14.1.24. crate_anon.anonymise.subset_db

crate_anon/anonymise/subset_db.py


Copyright (C) 2015, University of Cambridge, Department of Psychiatry. Created by Rudolf Cardinal (rnc1001@cam.ac.uk).

This file is part of CRATE.

CRATE is free software: you can redistribute it and/or modify it under the terms of the GNU General Public License as published by the Free Software Foundation, either version 3 of the License, or (at your option) any later version.

CRATE is distributed in the hope that it will be useful, but WITHOUT ANY WARRANTY; without even the implied warranty of MERCHANTABILITY or FITNESS FOR A PARTICULAR PURPOSE. See the GNU General Public License for more details.

You should have received a copy of the GNU General Public License along with CRATE. If not, see <https://www.gnu.org/licenses/>.


Create a simple subset of a database.

class crate_anon.anonymise.subset_db.DatabaseFilterSource(name: str, url: str, table: str, column: str, echo: bool = False)[source]
__init__(name: str, url: str, table: str, column: str, echo: bool = False) None
class crate_anon.anonymise.subset_db.SubsetConfig(src_db_url: str, dst_db_url: str, filter_column: str | None = None, filter_values: List[str] | None = None, filter_value_filenames: List[str] | None = None, filter_value_db_urls: List[str] | None = None, filter_value_tablecols: List[str] | None = None, include_rows_filtercol_null: bool = False, include_tables_without_filtercol: bool = True, include_tables: List[str] | None = None, include_table_filenames: List[str] | None = None, exclude_tables: List[str] | None = None, exclude_table_filenames: List[str] | None = None, echo: bool = False)[source]

Simple configuration class for subsetting databases.

__init__(src_db_url: str, dst_db_url: str, filter_column: str | None = None, filter_values: List[str] | None = None, filter_value_filenames: List[str] | None = None, filter_value_db_urls: List[str] | None = None, filter_value_tablecols: List[str] | None = None, include_rows_filtercol_null: bool = False, include_tables_without_filtercol: bool = True, include_tables: List[str] | None = None, include_table_filenames: List[str] | None = None, exclude_tables: List[str] | None = None, exclude_table_filenames: List[str] | None = None, echo: bool = False) None[source]
Parameters:
  • src_db_url – SQLAlchemy URL for the source database.

  • dst_db_url – SQLAlchemy URL for the destination database.

  • filter_column – Name of column to filter on (e.g. “patient_id”).
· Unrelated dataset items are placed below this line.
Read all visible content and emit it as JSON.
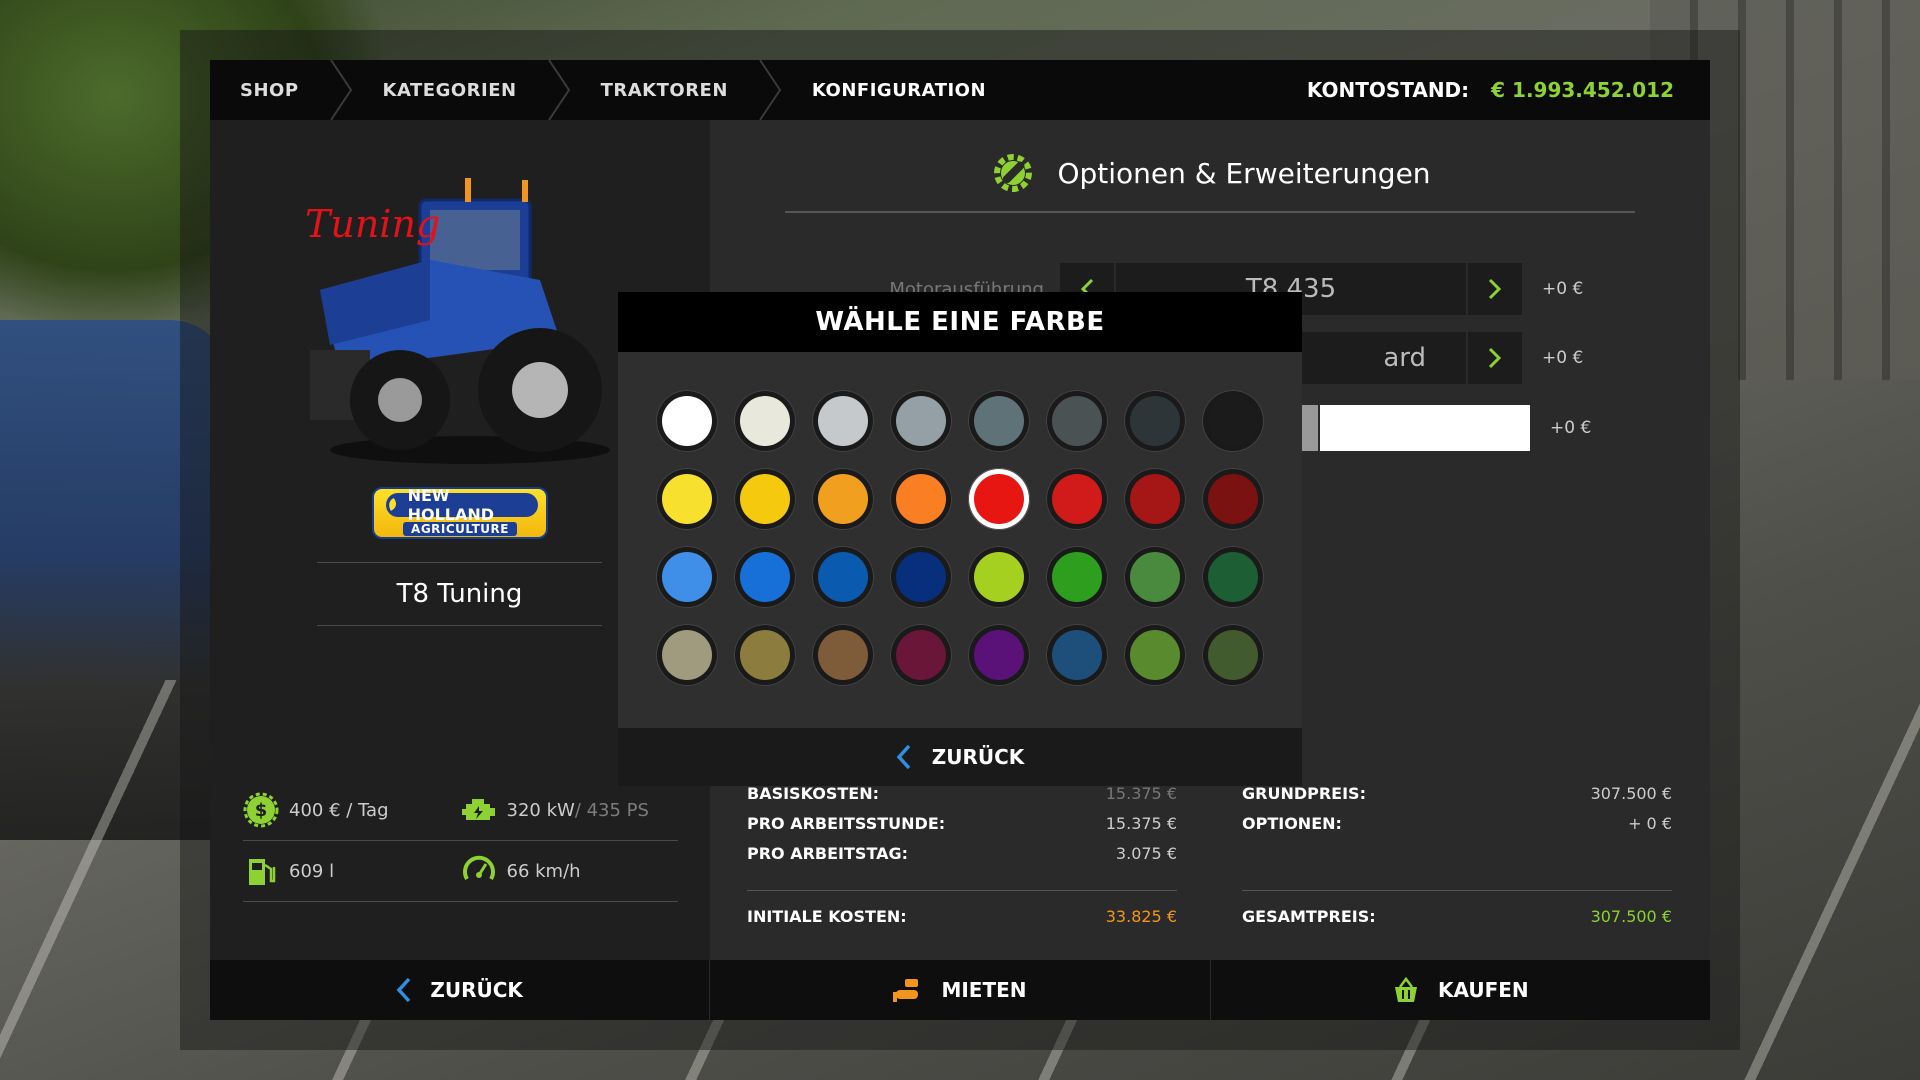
{
  "breadcrumbs": [
    "SHOP",
    "KATEGORIEN",
    "TRAKTOREN",
    "KONFIGURATION"
  ],
  "balance": {
    "label": "KONTOSTAND:",
    "amount": "€ 1.993.452.012"
  },
  "vehicle": {
    "badge": "Tuning",
    "brand_top": "NEW HOLLAND",
    "brand_bottom": "AGRICULTURE",
    "name": "T8 Tuning"
  },
  "stats": {
    "cost_per_day": "400 € / Tag",
    "power_kw": "320 kW",
    "power_ps": " / 435 PS",
    "fuel": "609 l",
    "speed": "66 km/h"
  },
  "options": {
    "title": "Optionen & Erweiterungen",
    "rows": [
      {
        "label": "Motorausführung",
        "value": "T8 435",
        "price": "+0 €"
      },
      {
        "label": "",
        "value": "ard",
        "price": "+0 €"
      },
      {
        "label": "",
        "value": "",
        "price": "+0 €"
      }
    ]
  },
  "color_picker": {
    "title": "WÄHLE EINE FARBE",
    "back_label": "ZURÜCK",
    "selected_index": 12,
    "colors": [
      "#ffffff",
      "#e8e8dc",
      "#c5c9cb",
      "#94a0a6",
      "#5e7278",
      "#4b5254",
      "#2e3538",
      "#1b1b1b",
      "#f8e02e",
      "#f5c90d",
      "#f0a01e",
      "#fa7f23",
      "#e81613",
      "#d11b1b",
      "#a51616",
      "#7a1212",
      "#3f8fe8",
      "#1770d8",
      "#0a5ab0",
      "#072f7c",
      "#a6d020",
      "#2e9e1e",
      "#4a8a3e",
      "#1d5e34",
      "#a09a7e",
      "#8c7d3e",
      "#7e5c3a",
      "#6a1638",
      "#5a1278",
      "#1e4f7a",
      "#5a8a2e",
      "#415a2e"
    ]
  },
  "costs": {
    "left": [
      {
        "label": "BASISKOSTEN:",
        "value": "15.375 €"
      },
      {
        "label": "PRO ARBEITSSTUNDE:",
        "value": "15.375 €"
      },
      {
        "label": "PRO ARBEITSTAG:",
        "value": "3.075 €"
      }
    ],
    "left_total": {
      "label": "INITIALE KOSTEN:",
      "value": "33.825 €"
    },
    "right": [
      {
        "label": "GRUNDPREIS:",
        "value": "307.500 €"
      },
      {
        "label": "OPTIONEN:",
        "value": "+ 0 €"
      }
    ],
    "right_total": {
      "label": "GESAMTPREIS:",
      "value": "307.500 €"
    }
  },
  "bottom": {
    "back": "ZURÜCK",
    "rent": "MIETEN",
    "buy": "KAUFEN"
  },
  "colors": {
    "accent_green": "#8dd132",
    "accent_orange": "#f2951f",
    "accent_blue": "#2f8fe0"
  }
}
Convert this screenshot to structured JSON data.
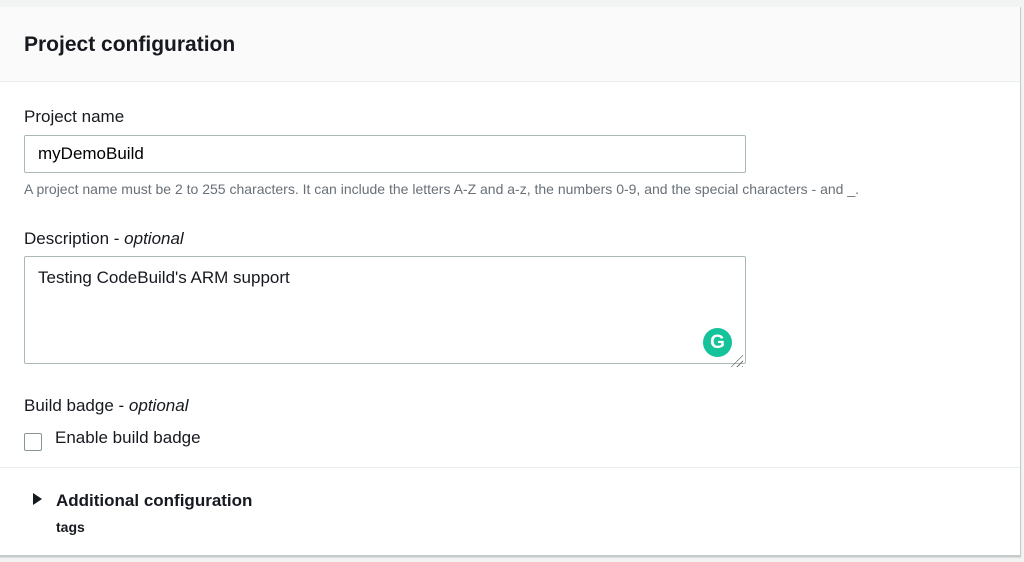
{
  "header": {
    "title": "Project configuration"
  },
  "project_name": {
    "label": "Project name",
    "value": "myDemoBuild",
    "hint": "A project name must be 2 to 255 characters. It can include the letters A-Z and a-z, the numbers 0-9, and the special characters - and _."
  },
  "description": {
    "label": "Description",
    "optional": "optional",
    "value": "Testing CodeBuild's ARM support",
    "grammarly": "G"
  },
  "build_badge": {
    "label": "Build badge",
    "optional": "optional",
    "checkbox_label": "Enable build badge",
    "checked": false
  },
  "additional": {
    "title": "Additional configuration",
    "subtitle": "tags"
  },
  "colors": {
    "grammarly": "#15c39a"
  }
}
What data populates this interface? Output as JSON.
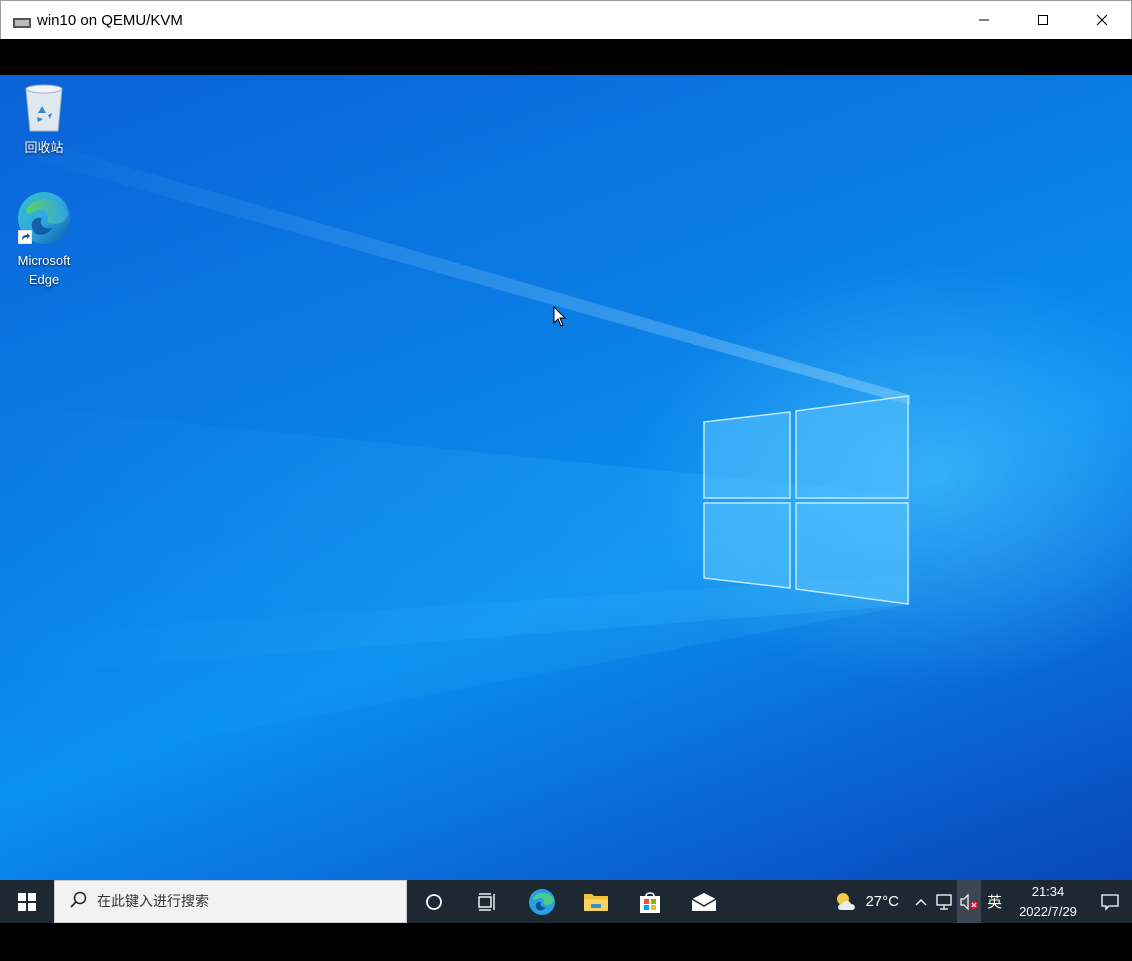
{
  "window": {
    "title": "win10 on QEMU/KVM",
    "controls": [
      "minimize",
      "maximize",
      "close"
    ]
  },
  "desktop": {
    "icons": [
      {
        "label": "回收站",
        "icon": "recycle-bin-icon"
      },
      {
        "label_line1": "Microsoft",
        "label_line2": "Edge",
        "icon": "edge-icon"
      }
    ]
  },
  "taskbar": {
    "search_placeholder": "在此键入进行搜索",
    "apps": [
      "cortana-icon",
      "task-view-icon",
      "edge-icon",
      "file-explorer-icon",
      "store-icon",
      "mail-icon"
    ],
    "weather_temp": "27°C",
    "ime": "英",
    "time": "21:34",
    "date": "2022/7/29"
  },
  "colors": {
    "taskbar_bg": "#1d2833",
    "desktop_accent": "#0a8ff0"
  }
}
If blank, might copy everything.

  • filter_values – Values, treated as strings, to accept.

  • filter_value_filenames – Filename(s), containing values, treated as strings, to accept.

  • include_rows_filtercol_null – Allow the filter column to be NULL as well?

  • include_tables_without_filtercol – Include tables that don’t possess the filter column (e.g. system/lookup tables)?

  • include_tables – Specific named tables to include.

  • include_table_filenames – Filename(s), containin specific named tables to include.

  • exclude_tables – Specific named tables to exclude.

  • exclude_table_filenames – Filename(s), containin specific named tables to exclude.

  • echo – Echo SQL (debugging only)?

permit_table_name(table_name: str) bool[source]

Should this table be permitted (judging only by its name)?

property safe_dst_db_url: str

Password-obscured version of the destination database URL.

property safe_src_db_url: str

Password-obscured version of the source database URL.

class crate_anon.anonymise.subset_db.Subsetter(cfg: SubsetConfig)[source]

Class to take a subset of data from one database to another.

__init__(cfg: SubsetConfig) None[source]
column_names(table_name: str) List[str][source]

Returns column names for a (source) table column.

commit() None[source]

Commit changes to the destination database.

contains_filter_col(table_name: str) bool[source]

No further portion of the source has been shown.